Dr. Frosch also works with a range of collaborators to understand the relationship between neuropathologic findings in the setting of disease — including Alzheimer disease, Parkinson disease, Amyotrophic Lateral Sclerosis and others — and other biochemical or functional markers of disease. These studies include advancing imaging methods (DTI, OCT and others) as well as various genetic studies (deep sequencing as well as GWAS), cell biology and structural biology.

Adam L. Boxer, MD, PhD is the Endowed Professor in Memory and Aging in the Department of Neurology at the University of California, San Francisco (UCSF).  He co-chairs the ACTC Non-Alzheimer’s Dementia Committee.  At UCSF, he directs the Neurosciences Clinical Research Unit and the Alzheimer’s Disease and Frontotemporal Degeneration (FTD) Clinical Trials Program at the UCSF Memory and Aging Center.  Dr.
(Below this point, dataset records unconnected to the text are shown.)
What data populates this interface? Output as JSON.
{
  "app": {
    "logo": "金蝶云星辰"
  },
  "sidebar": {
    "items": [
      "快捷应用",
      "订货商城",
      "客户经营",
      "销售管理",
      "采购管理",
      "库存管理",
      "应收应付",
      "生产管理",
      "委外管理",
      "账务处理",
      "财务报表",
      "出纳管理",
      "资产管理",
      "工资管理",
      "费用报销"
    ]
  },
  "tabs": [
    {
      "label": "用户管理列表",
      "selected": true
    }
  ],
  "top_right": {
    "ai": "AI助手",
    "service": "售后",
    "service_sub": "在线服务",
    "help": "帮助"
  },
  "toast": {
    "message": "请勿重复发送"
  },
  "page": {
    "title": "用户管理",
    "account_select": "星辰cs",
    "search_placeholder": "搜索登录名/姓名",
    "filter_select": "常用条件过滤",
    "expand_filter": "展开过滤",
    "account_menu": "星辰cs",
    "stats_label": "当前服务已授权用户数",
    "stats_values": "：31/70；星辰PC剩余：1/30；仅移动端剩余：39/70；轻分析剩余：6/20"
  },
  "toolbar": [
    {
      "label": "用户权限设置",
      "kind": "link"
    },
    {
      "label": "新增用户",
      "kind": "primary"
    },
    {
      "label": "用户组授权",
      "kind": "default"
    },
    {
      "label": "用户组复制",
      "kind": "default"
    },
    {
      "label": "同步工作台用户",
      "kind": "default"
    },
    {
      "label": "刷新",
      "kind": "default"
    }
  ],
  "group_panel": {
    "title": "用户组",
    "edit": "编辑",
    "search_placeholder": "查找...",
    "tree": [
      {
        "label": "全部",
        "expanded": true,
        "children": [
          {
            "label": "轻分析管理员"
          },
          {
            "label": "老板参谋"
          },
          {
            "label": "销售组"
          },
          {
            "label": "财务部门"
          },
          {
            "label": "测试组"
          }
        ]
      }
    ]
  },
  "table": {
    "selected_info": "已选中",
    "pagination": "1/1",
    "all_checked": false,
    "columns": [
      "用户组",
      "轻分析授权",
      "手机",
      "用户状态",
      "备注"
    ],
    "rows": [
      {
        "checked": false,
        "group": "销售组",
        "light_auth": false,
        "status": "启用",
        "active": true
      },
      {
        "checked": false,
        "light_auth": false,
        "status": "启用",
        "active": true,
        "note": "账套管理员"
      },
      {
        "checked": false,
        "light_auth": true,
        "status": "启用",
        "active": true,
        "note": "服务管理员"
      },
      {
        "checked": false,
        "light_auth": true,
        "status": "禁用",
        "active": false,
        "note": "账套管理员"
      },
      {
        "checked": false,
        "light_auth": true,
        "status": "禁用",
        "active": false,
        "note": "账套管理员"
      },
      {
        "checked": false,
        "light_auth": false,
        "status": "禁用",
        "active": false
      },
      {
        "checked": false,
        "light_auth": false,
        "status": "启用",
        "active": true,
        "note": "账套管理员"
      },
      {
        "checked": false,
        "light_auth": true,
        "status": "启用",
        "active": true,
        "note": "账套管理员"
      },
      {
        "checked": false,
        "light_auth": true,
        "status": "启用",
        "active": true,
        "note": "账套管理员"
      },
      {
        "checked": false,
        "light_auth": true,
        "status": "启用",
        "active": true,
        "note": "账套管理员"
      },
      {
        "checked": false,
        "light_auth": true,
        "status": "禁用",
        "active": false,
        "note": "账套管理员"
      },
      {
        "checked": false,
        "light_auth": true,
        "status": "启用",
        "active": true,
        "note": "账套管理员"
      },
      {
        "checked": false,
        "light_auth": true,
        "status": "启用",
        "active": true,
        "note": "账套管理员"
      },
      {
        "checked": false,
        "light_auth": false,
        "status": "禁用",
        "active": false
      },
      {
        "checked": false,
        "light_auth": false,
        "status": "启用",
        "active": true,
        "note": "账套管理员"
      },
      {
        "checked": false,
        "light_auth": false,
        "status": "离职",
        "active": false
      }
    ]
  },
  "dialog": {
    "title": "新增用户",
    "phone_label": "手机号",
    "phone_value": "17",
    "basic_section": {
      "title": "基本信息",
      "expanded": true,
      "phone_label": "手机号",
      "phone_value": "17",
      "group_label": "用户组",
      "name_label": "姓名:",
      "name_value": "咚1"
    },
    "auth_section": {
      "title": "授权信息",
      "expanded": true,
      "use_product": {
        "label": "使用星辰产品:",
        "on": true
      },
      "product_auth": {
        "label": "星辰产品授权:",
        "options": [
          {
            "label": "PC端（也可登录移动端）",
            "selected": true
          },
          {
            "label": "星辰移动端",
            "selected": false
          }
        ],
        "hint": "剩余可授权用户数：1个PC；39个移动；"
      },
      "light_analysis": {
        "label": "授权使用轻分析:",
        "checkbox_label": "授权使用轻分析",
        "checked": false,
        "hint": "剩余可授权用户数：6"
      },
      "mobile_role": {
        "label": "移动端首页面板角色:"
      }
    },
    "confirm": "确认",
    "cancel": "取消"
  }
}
Boxer’s research is focused on developing new treatments and biomarkers for neurodegenerative diseases, particularly those involving tau and TDP-43.  He is the Principal Investigator of the Advancing Research and Treatment for FTLD (ARTFL) Rare Disease Clinical Research Consortium, a collaborative project funded by the National Institutes of Health to create an 18 center North American research network to support the development of new therapies for FTLD. He also leads the Four Repeat Tauopathy Neuroimaging Initiative (4RTNI), a multicenter, longitudinal tau PET and biomarker study focused on PSP and CBD.  He has been the PI for a variety of multicenter, randomized, placebo controlled clinical trials in FTLD spectrum disorders, including memantine for FTLD, davunetide for PSP, TPI-287 for primary and secondary tauopathies, and salsalate for PSP.  He co-chairs the FTLD Treatment Study Group (FTSG) and the PSP Research Roundtable, academic-industry collaborative groups working to speed the development of new therapies for FTLD, CBD and PSP.

Jason Karlawish is a Professor of Medicine, Medical Ethics and Health Policy, and Neurology at Penn and cares for patients at the Penn Memory Center (www.pennmemorycenter.org), which he co-directs. He leads the ACTC Ethics Committee, is a member of the Recruitment and Retention Core and the Steering Committee. At Penn, he leads the Outreach and Recruitment Core and Research Education Component of the ADRC. His research focuses on issues at the intersections of bioethics, aging and the neurosciences. He leads the Penn Program for Precision Medicine for the Brain (P3MB). P3MB developed standards for Alzheimer’s disease biomarker disclosure and investigates the clinical impacts of this knowledge on persons and their families. He has investigated the development and translation of Alzheimer’s disease treatments and biomarker-based diagnostics, informed consent, quality of life, research and treatment decision making, and voting by persons with cognitive impairment and residents of long term care facilities.  P3MB developed the amyloid imaging disclosure process and the SOKRATES Study, originally used in the A4 Study, these have become a template for assuring the safe disclosure of Alzheimer’s disease genes and biomarkers and assessing their impact on persons and their families.